Injury Care & Prevention Mar 21, 2016
Get on Your Feet – and Stay There!

The World Health Organization has named physical inactivity as one of the leading causes of death worldwide. But if you think your daily workouts counterbalance eight-plus hours spent in a chair, think again. Research shows extended periods of sitting have a negative impact on your health, regardless of how much exercise you get otherwise.

The Trouble with Sitting

The mere act of prolonged sitting can lead to serious physical problems, mainly because a seated posture tends to keep your body totally immobile. Other forms of sedentary behavior usually allow for some postural changes and small movements that keep your blood flowing.

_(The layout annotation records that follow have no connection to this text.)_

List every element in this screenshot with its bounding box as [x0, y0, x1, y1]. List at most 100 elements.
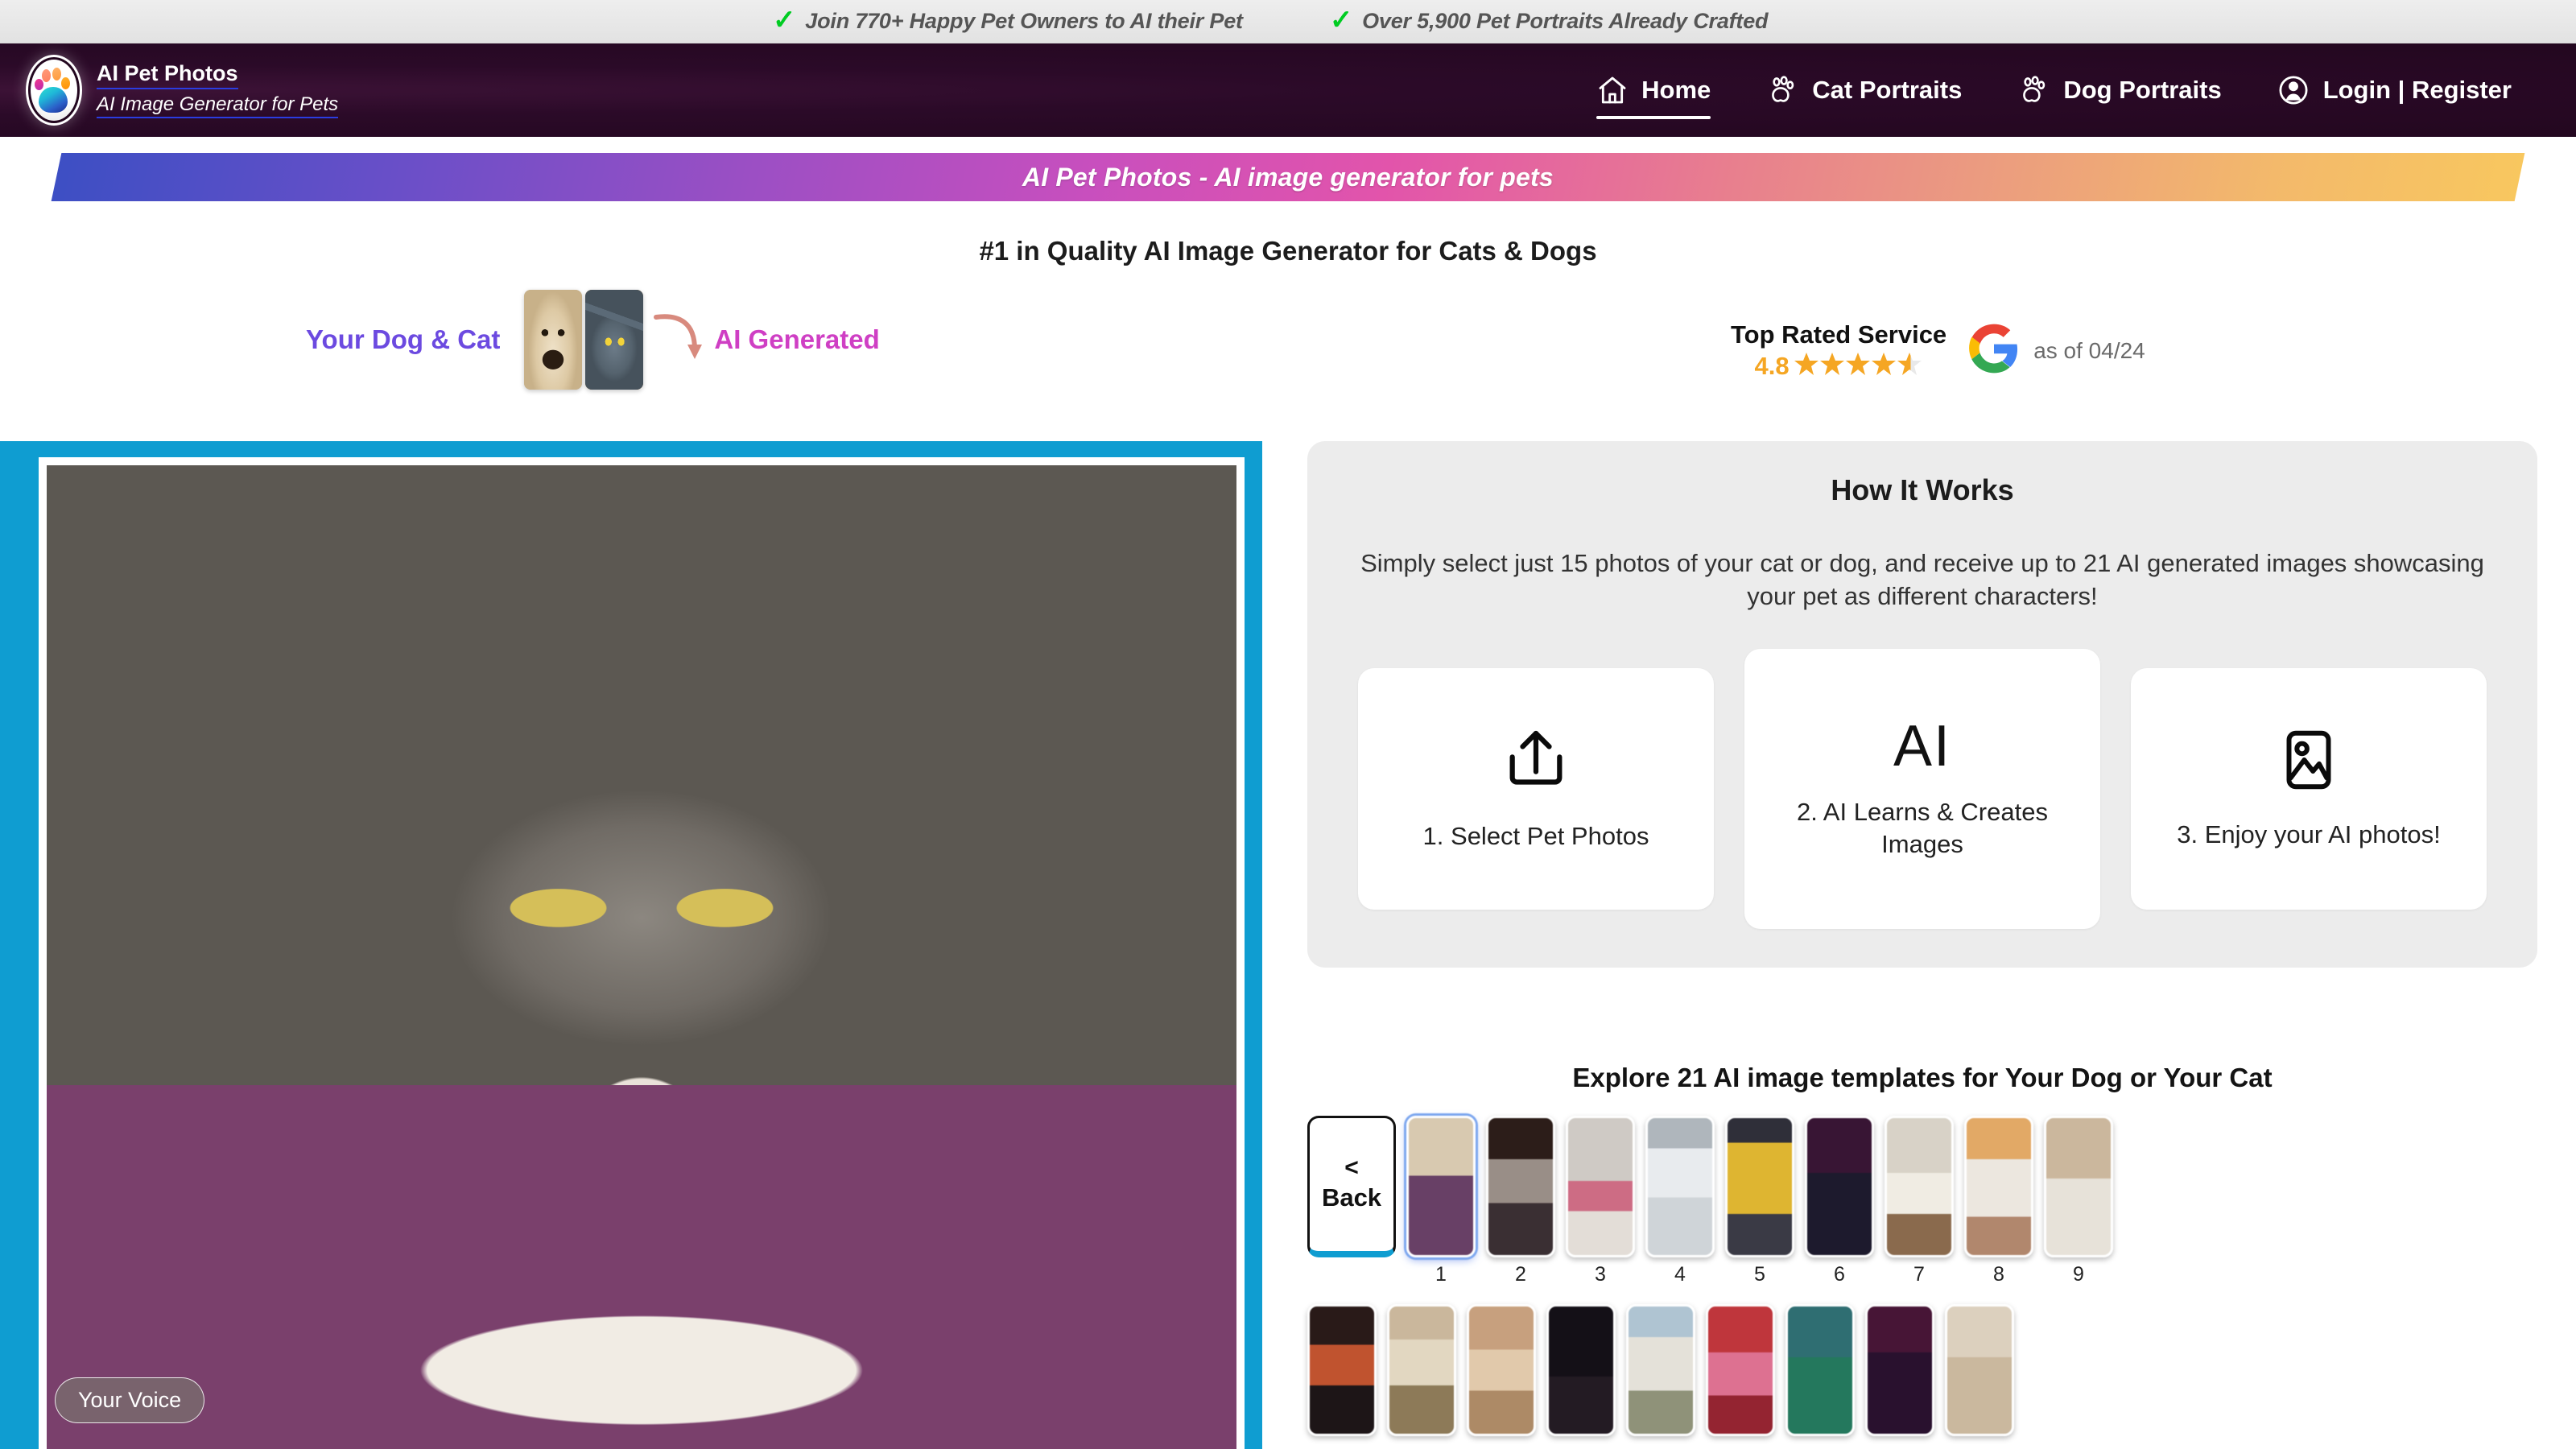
rating-block: Top Rated Service 4.8 as of 04/24: [1731, 320, 2145, 381]
upload-icon: [1501, 724, 1571, 799]
nav-label-login-register: Login | Register: [2322, 76, 2512, 104]
before-label: Your Dog & Cat: [306, 324, 501, 354]
template-cell: [1387, 1303, 1456, 1436]
voice-badge[interactable]: Your Voice: [55, 1377, 205, 1423]
site-header: AI Pet Photos AI Image Generator for Pet…: [0, 43, 2576, 137]
template-thumb-12[interactable]: [1467, 1303, 1536, 1436]
nav-label-cat-portraits: Cat Portraits: [1812, 76, 1963, 104]
template-thumb-8[interactable]: [1964, 1115, 2033, 1257]
back-button[interactable]: < Back: [1307, 1115, 1396, 1257]
step-card-select-photos[interactable]: 1. Select Pet Photos: [1358, 667, 1714, 910]
template-cell: [1467, 1303, 1536, 1436]
before-after-strip: Your Dog & Cat AI Generated: [306, 290, 880, 390]
how-it-works-subtitle: Simply select just 15 photos of your cat…: [1360, 549, 2484, 610]
brand-tagline: AI Image Generator for Pets: [97, 93, 339, 119]
template-cell: 8: [1964, 1115, 2033, 1286]
step-card-label-3: 3. Enjoy your AI photos!: [2177, 820, 2441, 849]
template-number: 8: [1993, 1262, 2004, 1286]
page-edge-fade: [2537, 201, 2576, 1449]
template-thumb-9[interactable]: [2044, 1115, 2113, 1257]
brand-logo-link[interactable]: AI Pet Photos AI Image Generator for Pet…: [26, 55, 339, 126]
nav-label-dog-portraits: Dog Portraits: [2063, 76, 2222, 104]
templates-row-1: < Back 1 2 3 4 5 6 7 8 9: [1307, 1115, 2537, 1286]
back-button-label: Back: [1321, 1183, 1382, 1212]
announcement-text-1: Join 770+ Happy Pet Owners to AI their P…: [805, 9, 1243, 33]
template-cell: 9: [2044, 1115, 2113, 1286]
announcement-text-2: Over 5,900 Pet Portraits Already Crafted: [1362, 9, 1769, 33]
paw-logo-icon: [26, 55, 82, 126]
template-number: 5: [1754, 1262, 1765, 1286]
announcement-item-2: ✓ Over 5,900 Pet Portraits Already Craft…: [1329, 4, 1769, 35]
template-thumb-17[interactable]: [1865, 1303, 1934, 1436]
templates-row-2: [1307, 1303, 2537, 1436]
template-cell: 3: [1566, 1115, 1635, 1286]
template-cell: 5: [1725, 1115, 1794, 1286]
template-cell: 1: [1406, 1115, 1476, 1286]
star-rating-icon: [1794, 351, 1923, 381]
nav-item-dog-portraits[interactable]: Dog Portraits: [1989, 43, 2248, 137]
step-card-label-2: 2. AI Learns & Creates Images: [1797, 797, 2048, 858]
announcement-bar: ✓ Join 770+ Happy Pet Owners to AI their…: [0, 0, 2576, 43]
template-thumb-2[interactable]: [1486, 1115, 1555, 1257]
announcement-item-1: ✓ Join 770+ Happy Pet Owners to AI their…: [773, 4, 1243, 35]
template-cell: [1546, 1303, 1616, 1436]
main-navigation: Home Cat Portraits Dog Portraits Login |…: [1569, 43, 2539, 137]
template-cell: [1945, 1303, 2014, 1436]
template-number: 2: [1515, 1262, 1526, 1286]
rating-title: Top Rated Service: [1731, 320, 1947, 349]
ai-text-icon: AI: [1893, 713, 1952, 778]
template-thumb-15[interactable]: [1706, 1303, 1775, 1436]
user-circle-icon: [2277, 73, 2310, 107]
nav-item-cat-portraits[interactable]: Cat Portraits: [1738, 43, 1989, 137]
template-number: 6: [1834, 1262, 1845, 1286]
google-logo-icon: [1969, 324, 2019, 378]
rating-score: 4.8: [1754, 351, 1790, 380]
promo-ribbon-text: AI Pet Photos - AI image generator for p…: [1022, 162, 1554, 192]
template-thumb-13[interactable]: [1546, 1303, 1616, 1436]
template-cell: 4: [1645, 1115, 1715, 1286]
template-thumb-6[interactable]: [1805, 1115, 1874, 1257]
template-thumb-5[interactable]: [1725, 1115, 1794, 1257]
brand-name: AI Pet Photos: [97, 61, 238, 89]
templates-title: Explore 21 AI image templates for Your D…: [1572, 1062, 2273, 1092]
template-thumb-4[interactable]: [1645, 1115, 1715, 1257]
check-icon: ✓: [773, 4, 796, 35]
rating-date: as of 04/24: [2033, 337, 2145, 363]
chevron-left-icon: <: [1344, 1154, 1359, 1182]
template-cell: 2: [1486, 1115, 1555, 1286]
template-cell: [1706, 1303, 1775, 1436]
after-label: AI Generated: [714, 324, 880, 354]
template-thumb-7[interactable]: [1885, 1115, 1954, 1257]
check-icon: ✓: [1329, 4, 1353, 35]
template-thumb-3[interactable]: [1566, 1115, 1635, 1257]
template-cell: 6: [1805, 1115, 1874, 1286]
template-thumb-18[interactable]: [1945, 1303, 2014, 1436]
template-cell: [1626, 1303, 1695, 1436]
nav-item-login-register[interactable]: Login | Register: [2249, 43, 2539, 137]
template-number: 9: [2073, 1262, 2084, 1286]
template-thumb-10[interactable]: [1307, 1303, 1377, 1436]
template-thumb-11[interactable]: [1387, 1303, 1456, 1436]
template-number: 3: [1595, 1262, 1606, 1286]
image-icon: [2275, 726, 2343, 798]
template-cell: 7: [1885, 1115, 1954, 1286]
how-it-works-panel: How It Works Simply select just 15 photo…: [1307, 441, 2537, 968]
page-title: #1 in Quality AI Image Generator for Cat…: [979, 236, 1597, 266]
paw-icon: [1765, 73, 1799, 107]
paw-icon: [2017, 73, 2050, 107]
nav-item-home[interactable]: Home: [1569, 43, 1738, 137]
template-thumb-1[interactable]: [1406, 1115, 1476, 1257]
template-thumb-14[interactable]: [1626, 1303, 1695, 1436]
dog-photo-thumb: [524, 290, 583, 390]
template-thumb-16[interactable]: [1785, 1303, 1855, 1436]
promo-ribbon: AI Pet Photos - AI image generator for p…: [0, 153, 2576, 201]
template-cell: [1785, 1303, 1855, 1436]
template-cell: [1865, 1303, 1934, 1436]
step-card-enjoy-photos[interactable]: 3. Enjoy your AI photos!: [2131, 667, 2487, 910]
step-card-ai-learns[interactable]: AI 2. AI Learns & Creates Images: [1744, 648, 2100, 929]
ai-generated-cat-in-purple-suit: Your Voice: [47, 465, 1236, 1449]
curved-arrow-icon: [651, 309, 704, 371]
home-icon: [1596, 74, 1629, 106]
hero-image-frame: Your Voice: [0, 441, 1262, 1449]
template-number: 7: [1913, 1262, 1925, 1286]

According to the Washington Post, long periods of chair-bound stillness may increase the risk of damage to your heart (and other organs), deep vein thrombosis in your legs, vertebral disc problems, and even an elevated risk for certain forms of cancer. Furthermore, a study cited by the American Academy of Family Physicians states that otherwise-sedentary individuals can boost their health simply by sitting less.

Simple Solutions

If you’ve always defaulted to sitting as your token position throughout a typical day, you may find the idea of spending more time on your feet a daunting prospect. Here are some simple ways to be more “vertical” during everyday life:

Consider a car-free or car-light lifestyle

If your workplace, neighborhood grocery store, and other amenities are within walking distance of your home, consider leaving your car behind and using your legs as a mode of transportation. Even taking the bus is a healthier alternative, since it gives you the option of standing for most or all of your trip.

Work upright

Standing desks provide several benefits; in fact, a Texas A&M study found that students who stand exhibited improved brain function. Since standing in place for hours poses its own risks to the feet and circulatory system, you may also want to take up the habit of walking to your co-workers’ offices for conversations instead of just phoning them.

Add a treadmill to your passive recreation

Americans spend an average of five hours a day watching TV, according to the New York Daily News. Why not spend a portion of that time upright — or even exercising? Investing in a modest home treadmill means you can keep moving without missing a single laugh, dramatic moment or character revelation on the big screen.